Of course, we had talked the night I came back. But even then I knew how it was going to be, I could feel the coming silence in the long, poisonous pauses that expanded as the night progressed. I suppose in some way I knew how it would be even as I was blurting out my confession, but I couldn’t have—I think I couldn’t have—stopped myself anyhow.
Why? Why couldn’t I have kept quiet? I asked myself that often in the days that followed. Why hadn’t I spared him my painful, ugly little secret and kept things the same between us?
I suppose the answer in part is that the weight of what I’d learned and the power of the emotional state I was in were so heavy and deep, it felt they had become me. I felt I had no choice. I didn’t, in fact, think about an alternative. I suppose it was in part because I needed Daniel so much, right then, that my need made me stupid. I suppose I was so caught up with what Eli had said and the way it altered my own history that I wasn’t thinking about how my confession would alter ours. But even as I spoke, had to speak, I was thinking: This, this is what you’ve done.

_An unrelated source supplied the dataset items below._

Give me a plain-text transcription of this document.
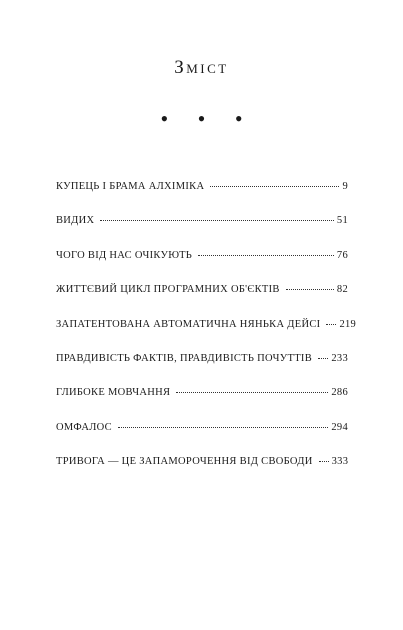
Зміст
• • •
КУПЕЦЬ І БРАМА АЛХІМІКА	9
ВИДИХ	51
ЧОГО ВІД НАС ОЧІКУЮТЬ	76
ЖИТТЄВИЙ ЦИКЛ ПРОГРАМНИХ ОБ'ЄКТІВ	82
ЗАПАТЕНТОВАНА АВТОМАТИЧНА НЯНЬКА ДЕЙСІ 219
ПРАВДИВІСТЬ ФАКТІВ, ПРАВДИВІСТЬ ПОЧУТТІВ 233
ГЛИБОКЕ МОВЧАННЯ	286
ОМФАЛОС	294
ТРИВОГА — ЦЕ ЗАПАМОРОЧЕННЯ ВІД СВОБОДИ 333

“Oh, God, Daniel,” I’d said when I saw his face change, saw it go white. “Let’s sit down, let’s get a drink or something, and then I’ll tell you the whole story.” I think at first I felt that if he heard all of it, if I explained it in exactly the right way, he would see how it had been, how I had been in it. He would be, as he always was, so with me that he could feel it as I had felt it, he could help me now with my terror, my horror. And I think I hoped, too, that there would be a way made available for my words not to mean what they had seemed to mean.